Zeitstrahl als Orientierung
Ein Zeitstrahl und eine interaktive Karte sind die zentralen Elemente von „Weltenbrand“ von der Datenredaktion der Neuen Zürcher Zeitung. Eine unglaubliche Fülle von Material verbirgt sich immer tiefer in den Daten – die der Nutzer selbst erschließen muss. Kleine Anekdote am Rande: Diese Seite ist der Grund, warum Redakteurin Sylke Gruhnwald nicht zur Preisverleihung 2014 kommen und den Grimme Online Award für „Du fliegst nur einmal“ entgegen nehmen konnte. Das Weltkriegs-Special ging nämlich genau am Tag nach der Preisverleihung online.
Komplett an einem Zeitstrahl orientiert sich das Special „Von Sarajevo bis Versailles“ der FAZ. Sehr lexikalisch werden hier kurze Einträge zu markanten Kriegsereignissen mit jeweils einem Foto aufgeführt.
Originaldokumente im Netz
Auch bei der „Europeana 1914-1918„, einem Bereich der virtuellen europäischen Bibliothek Europeana, muss sich der Nutzer das Material selbst erschließen. Wie meist bei Archiven sollte man wissen, was man sucht. Dann aber wird man hier reich belohnt: Zum Beispiel mit Faksimiles und Abschriften von Kriegstagebüchern, mit Fotos oder Ansichten von Feldpostkarten.
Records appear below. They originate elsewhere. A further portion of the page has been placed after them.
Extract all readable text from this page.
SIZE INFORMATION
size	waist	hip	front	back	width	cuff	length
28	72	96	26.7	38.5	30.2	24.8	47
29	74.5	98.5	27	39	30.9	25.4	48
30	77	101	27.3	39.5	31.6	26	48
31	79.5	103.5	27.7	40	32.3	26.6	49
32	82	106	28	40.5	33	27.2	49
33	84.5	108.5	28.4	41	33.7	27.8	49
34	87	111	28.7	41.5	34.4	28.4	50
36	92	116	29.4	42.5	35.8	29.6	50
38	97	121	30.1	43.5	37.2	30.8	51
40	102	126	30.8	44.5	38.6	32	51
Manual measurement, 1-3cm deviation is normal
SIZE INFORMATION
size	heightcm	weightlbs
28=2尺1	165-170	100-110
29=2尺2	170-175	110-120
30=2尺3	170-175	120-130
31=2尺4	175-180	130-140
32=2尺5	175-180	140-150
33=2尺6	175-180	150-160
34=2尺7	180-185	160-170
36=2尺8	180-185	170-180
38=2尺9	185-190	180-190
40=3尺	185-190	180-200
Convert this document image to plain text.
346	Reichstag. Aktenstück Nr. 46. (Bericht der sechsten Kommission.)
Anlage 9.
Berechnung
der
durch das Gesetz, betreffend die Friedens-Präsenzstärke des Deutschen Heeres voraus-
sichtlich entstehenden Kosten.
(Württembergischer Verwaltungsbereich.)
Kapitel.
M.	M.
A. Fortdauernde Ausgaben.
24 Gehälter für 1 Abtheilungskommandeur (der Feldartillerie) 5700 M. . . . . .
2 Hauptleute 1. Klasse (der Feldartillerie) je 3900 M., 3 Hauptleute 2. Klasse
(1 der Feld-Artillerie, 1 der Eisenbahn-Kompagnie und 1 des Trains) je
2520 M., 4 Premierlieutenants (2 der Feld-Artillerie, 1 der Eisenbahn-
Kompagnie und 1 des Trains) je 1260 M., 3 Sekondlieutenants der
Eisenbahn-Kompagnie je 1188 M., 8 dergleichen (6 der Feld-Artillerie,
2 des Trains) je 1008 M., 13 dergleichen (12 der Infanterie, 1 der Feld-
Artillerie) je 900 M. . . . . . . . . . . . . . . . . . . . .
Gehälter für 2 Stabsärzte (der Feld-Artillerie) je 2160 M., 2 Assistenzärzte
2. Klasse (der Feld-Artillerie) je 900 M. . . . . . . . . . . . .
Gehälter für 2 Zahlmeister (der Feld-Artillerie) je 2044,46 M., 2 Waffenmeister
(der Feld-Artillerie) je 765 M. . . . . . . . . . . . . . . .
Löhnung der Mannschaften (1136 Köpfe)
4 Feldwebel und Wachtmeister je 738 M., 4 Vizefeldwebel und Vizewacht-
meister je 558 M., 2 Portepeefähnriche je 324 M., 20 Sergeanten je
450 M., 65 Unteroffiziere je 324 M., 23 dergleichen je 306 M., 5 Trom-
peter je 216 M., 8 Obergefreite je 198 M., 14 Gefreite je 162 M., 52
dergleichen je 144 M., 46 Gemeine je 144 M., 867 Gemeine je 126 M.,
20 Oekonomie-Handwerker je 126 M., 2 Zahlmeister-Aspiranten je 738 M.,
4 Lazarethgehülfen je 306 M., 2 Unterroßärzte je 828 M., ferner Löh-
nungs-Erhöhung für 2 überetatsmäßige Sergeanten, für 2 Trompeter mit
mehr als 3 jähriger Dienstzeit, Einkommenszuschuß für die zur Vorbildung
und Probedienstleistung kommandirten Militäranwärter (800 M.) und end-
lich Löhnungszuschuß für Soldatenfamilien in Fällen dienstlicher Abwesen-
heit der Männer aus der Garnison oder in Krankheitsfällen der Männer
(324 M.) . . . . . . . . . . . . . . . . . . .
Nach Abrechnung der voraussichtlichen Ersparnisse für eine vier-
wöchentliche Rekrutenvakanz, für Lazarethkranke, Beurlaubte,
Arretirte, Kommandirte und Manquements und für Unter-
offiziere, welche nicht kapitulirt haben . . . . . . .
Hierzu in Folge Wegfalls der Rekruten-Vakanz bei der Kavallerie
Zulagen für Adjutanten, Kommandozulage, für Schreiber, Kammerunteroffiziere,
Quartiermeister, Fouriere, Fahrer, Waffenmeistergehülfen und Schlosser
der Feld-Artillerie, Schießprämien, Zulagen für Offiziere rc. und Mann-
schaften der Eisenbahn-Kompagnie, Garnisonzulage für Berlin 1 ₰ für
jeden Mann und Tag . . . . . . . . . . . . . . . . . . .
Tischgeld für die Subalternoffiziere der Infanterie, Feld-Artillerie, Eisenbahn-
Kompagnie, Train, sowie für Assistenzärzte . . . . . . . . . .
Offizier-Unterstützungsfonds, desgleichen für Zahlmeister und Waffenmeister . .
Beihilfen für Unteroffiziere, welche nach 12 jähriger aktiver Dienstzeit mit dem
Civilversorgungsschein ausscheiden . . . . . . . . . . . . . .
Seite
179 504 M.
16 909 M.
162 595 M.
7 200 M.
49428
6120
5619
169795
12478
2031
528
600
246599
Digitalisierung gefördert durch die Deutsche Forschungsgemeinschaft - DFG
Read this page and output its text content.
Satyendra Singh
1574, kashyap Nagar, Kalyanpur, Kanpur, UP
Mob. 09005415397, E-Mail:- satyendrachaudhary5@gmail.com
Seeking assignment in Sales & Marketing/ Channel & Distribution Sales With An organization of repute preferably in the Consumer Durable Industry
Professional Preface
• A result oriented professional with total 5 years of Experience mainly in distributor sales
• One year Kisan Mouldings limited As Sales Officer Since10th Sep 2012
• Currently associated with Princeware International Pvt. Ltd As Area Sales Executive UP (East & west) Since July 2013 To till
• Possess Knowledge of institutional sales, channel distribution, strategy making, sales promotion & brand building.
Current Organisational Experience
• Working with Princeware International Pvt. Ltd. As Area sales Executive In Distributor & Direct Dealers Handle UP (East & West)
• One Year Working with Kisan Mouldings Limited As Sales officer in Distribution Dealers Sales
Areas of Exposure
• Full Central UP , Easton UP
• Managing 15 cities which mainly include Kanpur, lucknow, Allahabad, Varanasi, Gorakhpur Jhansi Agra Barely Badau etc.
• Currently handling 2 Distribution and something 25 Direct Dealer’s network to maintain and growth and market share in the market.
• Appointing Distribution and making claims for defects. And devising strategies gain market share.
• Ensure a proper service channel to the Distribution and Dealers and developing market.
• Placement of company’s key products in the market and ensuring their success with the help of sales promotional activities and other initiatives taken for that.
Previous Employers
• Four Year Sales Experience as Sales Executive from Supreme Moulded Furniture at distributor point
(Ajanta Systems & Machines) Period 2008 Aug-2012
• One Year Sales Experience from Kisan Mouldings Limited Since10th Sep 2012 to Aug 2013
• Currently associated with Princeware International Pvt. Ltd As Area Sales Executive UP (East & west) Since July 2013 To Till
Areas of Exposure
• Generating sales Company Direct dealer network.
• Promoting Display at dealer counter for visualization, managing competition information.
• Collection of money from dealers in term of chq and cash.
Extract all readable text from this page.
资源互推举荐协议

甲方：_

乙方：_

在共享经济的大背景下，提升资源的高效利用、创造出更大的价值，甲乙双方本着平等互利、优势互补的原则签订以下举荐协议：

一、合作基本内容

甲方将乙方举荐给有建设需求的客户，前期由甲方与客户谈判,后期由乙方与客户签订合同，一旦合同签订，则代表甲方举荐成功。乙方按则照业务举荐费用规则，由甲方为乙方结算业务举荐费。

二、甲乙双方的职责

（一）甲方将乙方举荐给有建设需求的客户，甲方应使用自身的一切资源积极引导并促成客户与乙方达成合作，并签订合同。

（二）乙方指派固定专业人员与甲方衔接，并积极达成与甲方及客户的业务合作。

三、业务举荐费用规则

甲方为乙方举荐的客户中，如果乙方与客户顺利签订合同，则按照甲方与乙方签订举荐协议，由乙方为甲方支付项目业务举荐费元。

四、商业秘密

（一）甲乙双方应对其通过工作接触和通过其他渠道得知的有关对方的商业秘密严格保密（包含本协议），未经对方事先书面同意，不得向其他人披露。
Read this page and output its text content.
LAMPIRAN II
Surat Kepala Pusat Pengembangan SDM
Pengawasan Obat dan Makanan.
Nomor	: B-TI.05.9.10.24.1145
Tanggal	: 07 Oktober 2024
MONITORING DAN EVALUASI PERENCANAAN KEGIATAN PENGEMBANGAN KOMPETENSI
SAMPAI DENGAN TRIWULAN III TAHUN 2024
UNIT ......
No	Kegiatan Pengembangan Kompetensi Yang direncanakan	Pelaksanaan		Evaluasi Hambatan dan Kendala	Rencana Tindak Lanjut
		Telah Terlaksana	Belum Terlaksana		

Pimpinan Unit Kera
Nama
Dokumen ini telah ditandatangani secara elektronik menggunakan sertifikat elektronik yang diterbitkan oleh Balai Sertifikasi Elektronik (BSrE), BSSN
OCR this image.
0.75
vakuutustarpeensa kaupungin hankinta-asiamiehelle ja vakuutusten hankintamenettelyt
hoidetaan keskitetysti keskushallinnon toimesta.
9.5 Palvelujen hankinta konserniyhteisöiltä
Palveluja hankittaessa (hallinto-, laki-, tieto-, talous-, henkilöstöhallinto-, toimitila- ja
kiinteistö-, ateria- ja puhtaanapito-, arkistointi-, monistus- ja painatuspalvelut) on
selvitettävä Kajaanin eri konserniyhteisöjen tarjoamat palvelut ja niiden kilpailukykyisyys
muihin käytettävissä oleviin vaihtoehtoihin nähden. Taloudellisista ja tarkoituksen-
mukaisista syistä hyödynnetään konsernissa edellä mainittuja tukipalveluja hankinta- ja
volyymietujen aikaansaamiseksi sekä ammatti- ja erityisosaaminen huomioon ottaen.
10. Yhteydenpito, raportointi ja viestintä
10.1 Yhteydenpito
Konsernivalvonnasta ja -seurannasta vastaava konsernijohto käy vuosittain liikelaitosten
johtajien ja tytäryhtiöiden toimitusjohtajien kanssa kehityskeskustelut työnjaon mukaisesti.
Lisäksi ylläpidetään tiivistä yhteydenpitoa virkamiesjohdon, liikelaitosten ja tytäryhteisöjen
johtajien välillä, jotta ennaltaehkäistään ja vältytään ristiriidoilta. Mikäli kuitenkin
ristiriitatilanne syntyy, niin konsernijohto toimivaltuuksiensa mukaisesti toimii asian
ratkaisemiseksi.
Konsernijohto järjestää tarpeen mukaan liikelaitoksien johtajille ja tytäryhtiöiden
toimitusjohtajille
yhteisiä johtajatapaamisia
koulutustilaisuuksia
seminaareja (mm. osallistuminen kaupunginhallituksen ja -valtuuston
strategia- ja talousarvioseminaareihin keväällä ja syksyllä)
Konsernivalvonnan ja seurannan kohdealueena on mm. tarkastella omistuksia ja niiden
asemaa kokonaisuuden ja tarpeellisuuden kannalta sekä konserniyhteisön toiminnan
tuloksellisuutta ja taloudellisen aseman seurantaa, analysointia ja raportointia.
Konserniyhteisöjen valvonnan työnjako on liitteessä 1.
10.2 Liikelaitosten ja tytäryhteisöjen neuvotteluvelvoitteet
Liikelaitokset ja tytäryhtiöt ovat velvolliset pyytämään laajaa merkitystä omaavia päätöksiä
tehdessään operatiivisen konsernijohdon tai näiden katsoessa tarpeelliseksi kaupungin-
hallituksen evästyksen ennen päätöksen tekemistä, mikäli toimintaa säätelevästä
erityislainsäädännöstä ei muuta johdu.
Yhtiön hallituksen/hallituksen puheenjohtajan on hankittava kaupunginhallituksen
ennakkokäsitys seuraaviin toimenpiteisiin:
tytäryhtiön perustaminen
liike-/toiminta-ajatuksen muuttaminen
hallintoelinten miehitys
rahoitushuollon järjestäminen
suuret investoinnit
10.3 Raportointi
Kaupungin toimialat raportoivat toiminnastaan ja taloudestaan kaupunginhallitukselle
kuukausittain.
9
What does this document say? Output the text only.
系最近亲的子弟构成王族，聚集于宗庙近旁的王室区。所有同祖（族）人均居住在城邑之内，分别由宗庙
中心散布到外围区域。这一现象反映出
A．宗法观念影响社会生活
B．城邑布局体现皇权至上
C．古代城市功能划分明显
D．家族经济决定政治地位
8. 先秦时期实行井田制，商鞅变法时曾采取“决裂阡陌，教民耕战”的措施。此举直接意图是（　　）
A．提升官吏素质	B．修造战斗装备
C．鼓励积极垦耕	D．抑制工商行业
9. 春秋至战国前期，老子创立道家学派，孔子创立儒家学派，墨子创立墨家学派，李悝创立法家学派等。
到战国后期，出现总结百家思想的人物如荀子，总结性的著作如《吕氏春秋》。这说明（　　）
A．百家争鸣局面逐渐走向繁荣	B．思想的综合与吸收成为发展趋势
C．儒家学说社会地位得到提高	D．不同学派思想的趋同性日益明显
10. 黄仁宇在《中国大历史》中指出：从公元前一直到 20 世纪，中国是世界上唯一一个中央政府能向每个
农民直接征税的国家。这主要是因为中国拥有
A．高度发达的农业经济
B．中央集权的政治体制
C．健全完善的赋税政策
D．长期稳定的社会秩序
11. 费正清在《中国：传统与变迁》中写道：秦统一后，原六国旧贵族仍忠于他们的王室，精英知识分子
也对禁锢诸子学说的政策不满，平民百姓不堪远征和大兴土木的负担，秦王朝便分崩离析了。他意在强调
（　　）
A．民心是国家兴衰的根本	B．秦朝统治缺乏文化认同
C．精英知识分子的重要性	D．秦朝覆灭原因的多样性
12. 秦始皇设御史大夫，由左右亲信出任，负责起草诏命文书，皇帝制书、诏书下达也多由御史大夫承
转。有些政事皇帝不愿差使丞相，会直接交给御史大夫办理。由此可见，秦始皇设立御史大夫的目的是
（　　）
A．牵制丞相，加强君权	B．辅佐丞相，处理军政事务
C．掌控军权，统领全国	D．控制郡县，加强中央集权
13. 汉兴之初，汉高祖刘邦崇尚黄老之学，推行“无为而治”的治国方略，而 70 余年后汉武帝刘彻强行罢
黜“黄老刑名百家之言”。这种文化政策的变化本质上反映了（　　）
Mit Feldpostkarten arbeitet auch das Blog „Opas Krieg„: Ein Enkel schickt die Feldpostkarten des Großvaters genau 100 Jahre nach dem ursprünglichen Datum ins Internet. Für uns heute ist sicher besonders irritierend, wie sachlich und knapp die Karten gehalten sind. Da Franz Mack im Krieg zwar verwundet wurde, aber überlebt hat, sind wir gespannt auf viele weitere Karten in diesem Projekt.
Bereits abgeschlossen ist hingegen das Blog „Fürchten lernen„. Die Aufzeichnungen von Curt und Marie lehren wirklich das Fürchten, denn Curts Weltkriegserlebnisse dauern gerade mal bis zum Jahreswechsel 1914/15, dann ist er tot. Die Aufzeichnungen wurden hier unkommentiert eingestellt – und blogtypisch chronologisch erschlossen, was das Nachvollziehen ein bisschen schwierig macht.
1914 als zentrales Jahr
Das Webspecial „1914 – der Weg ins Verderben“ widmet sich dem ersten Kriegsjahr. Entlang einer Zeitleiste werden verschiedene Themen bearbeitet – hauptsächlich in Videos, die wohl aus der zugehörigen Fernsehdokumentation „Mit Jubel in die Hölle“ stammen. „100 Sekunden vor 100 Jahren“ des ZDF widmet sich ebenso dem ersten Kriegshalbjahr. In jeweils 100 Sekunden werden wichtige Nachrichten der damaligen Zeit mit historischen Filmaufnahmen und in Kurzform gesendet. Vielleicht ein bisschen zu kurz, um wirklich zu informieren. Aber auch kurzweilig.
Und noch ein Projekt, das sich dem Jahr 1914 widmet: @1914Tweets, ein spontan entstandenes Projekt von @baranek und @christiansoeder. Das sind die altbekannten historischen Tweets, die es schon zu einigen Ereignissen gab – mal besser, mal schlechter. Und vor allem: mal langweiliger, mal ansprechender. Wichtig ist bei den historischen Tweets immer, dass sie ausreichend Präsenz in der eigenen Timeline bekommen, damit man darauf aufmerksam wird. Es muss also häufig getwittert werden, die Tweets müssen für sich stehen und wenn dann noch andere Medien eingebunden werden, hat der Nutzer einen Anreiz, sich weiter über das Ereignis zu informieren. Mehr können historische Tweets wohl nicht leisten und @1914Tweets hat das geleistet – dabei haben sie diese Fleißarbeit ohne offiziellen Auftrag und ohne ganzes Historikerteam gemacht. Es soll 1918 eine Fortsetzung geben.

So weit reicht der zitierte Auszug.